‘Soms is armoede het gevolg van een roofoverval door rijken’

Waarom is er zoveel armoede in de Verenigde Staten, ’s werelds rijkste economie? Omdat de rest van de Amerikaanse samenleving van die armoede profiteert, stelt Pulitzerprijs-winnaar Matthew Desmond. ‘Het is een schande waar we iets aan kunnen doen.

In de Verenigde Staten, een land met 735 miljardairs, 24 miljoen miljonairs en 20.000 sushirestaurants, leven sommige Amerikanen in zo’n extreme armoede dat de haakworm er bezig is aan een wederopleving. Haakwormen zijn bloedzuigende parasieten die gedijen in hete plekken met slechte riolering. Hun larven dringen het lichaam binnen via de tenen van mensen die blootsvoets over verontreinigde grond lopen. Hun larven nestelen zich in de dunne darm en veroorzaken bloedarmoede en eiwittekort, met funeste gevolgen voor de lichamelijke en geestelijke ontwikkeling van besmette kinderen.

In Azië en Afrika kampen honderden miljoenen mensen met haakworminfecties, maar in de VS leek de plaag al decennia geleden uitgeroeid. Leek, want de voorbije jaren ontdekten epidemiologen tot hun verbijstering dat de darmziekte in delen van Alabama en Mississippi nog welig tiert. In Lowndes County in Alabama, een van de armste streken van de VS, bleek één op de drie inwoners besmet te zijn.
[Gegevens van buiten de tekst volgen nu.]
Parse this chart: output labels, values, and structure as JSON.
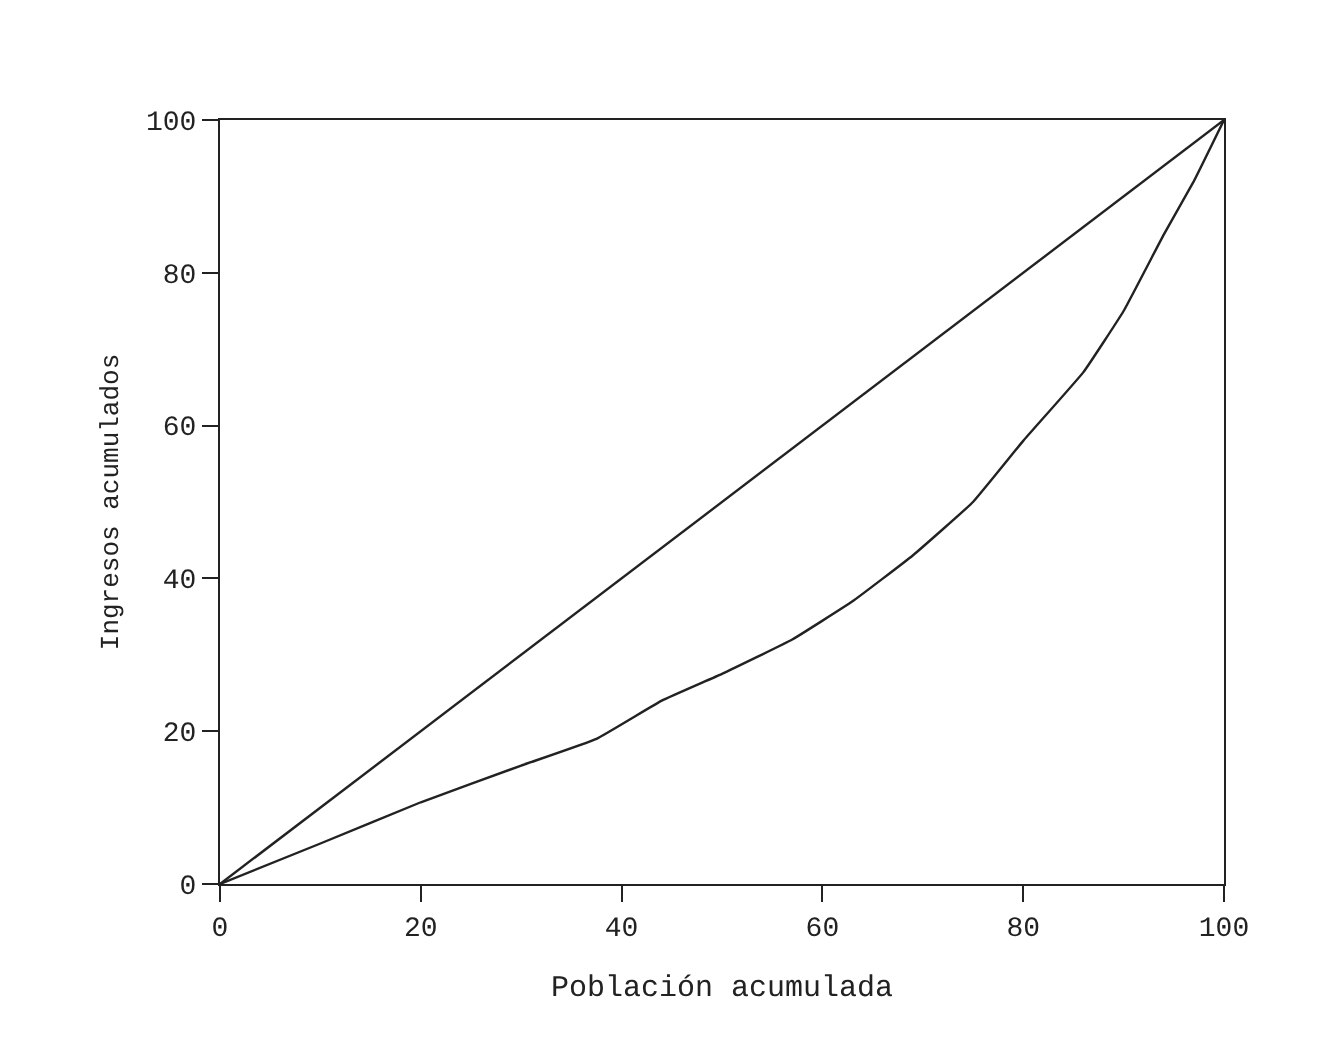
{
  "chart_data": {
    "type": "line",
    "xlabel": "Población acumulada",
    "ylabel": "Ingresos acumulados",
    "series": [
      {
        "color": "#222222",
        "x": [
          0,
          100
        ],
        "values": [
          0,
          100
        ]
      },
      {
        "color": "#222222",
        "x": [
          0,
          10,
          20,
          30,
          37.5,
          44,
          50,
          57,
          63,
          69,
          75,
          80,
          86,
          90,
          94,
          97,
          100
        ],
        "values": [
          0,
          5.3,
          10.7,
          15.5,
          19,
          24,
          27.5,
          32,
          37,
          43,
          50,
          58,
          67,
          75,
          85,
          92,
          100
        ]
      }
    ],
    "xlim": [
      0,
      100
    ],
    "ylim": [
      0,
      100
    ],
    "xticks": [
      0,
      20,
      40,
      60,
      80,
      100
    ],
    "yticks": [
      0,
      20,
      40,
      60,
      80,
      100
    ],
    "legend": false,
    "marker": "none",
    "line_style": "solid"
  }
}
Het is een van de vele voorbeelden van “het soort bittere armoede waarvan we dachten dat het alleen bestond in verre oorden met gezwollen buiken”, omschrijft socioloog en Pulitzerprijs-winnaar Matthew Desmond (43) het in zijn recent verschenen boek Poverty, by America. “Waarom is er zoveel armoede in de Verenigde Staten?”, luidt de openingszin van Desmonds furieuze manifest, dat het tot nummer één in de Amerikaanse verkooplijsten schopte. Zijn antwoord: omdat de rest van de samenleving het toelaat en er zelfs van profiteert.

Hoe verhoudt de armoede in de VS zich tot die in Europa?

“Er is veel meer armoede in Amerika. De kinderarmoede is twee keer zo hoog als in landen als Duitsland, Zuid-Korea of Nederland. Het verschil is dat Europese landen verhoudingsgewijs veel meer belasting innen. Het belastinggeld dat jullie betalen staat gelijk aan zo’n 40 % van jullie totale economie, in de Verenigde Staten is dit zo’n 25 %. Daardoor is het sociale vangnet in Europa veel groter dan in Amerika en zie je niet de extreme armoede die je bij ons op straat kunt tegenkomen.

“Angus Deaton, de Nobelprijs-winnaar voor de Economie, heeft berekend dat je in de VS 4 dollar per dag nodig hebt om de basaalste levensbehoeften te kunnen bekostigen. Dat bedrag is het Amerikaanse equivalent van de armoedegrens van 2 dollar per dag voor ontwikkelingslanden. Deaton schatte in 2018 dat liefst 5,3 miljoen Amerikanen het moeten rooien met 4 dollar of minder per dag, en dus in abjecte armoede leven. Let wel: abjecte armoede naar mondiale maatstaven, dus vergeleken bij ontwikkelingslanden.”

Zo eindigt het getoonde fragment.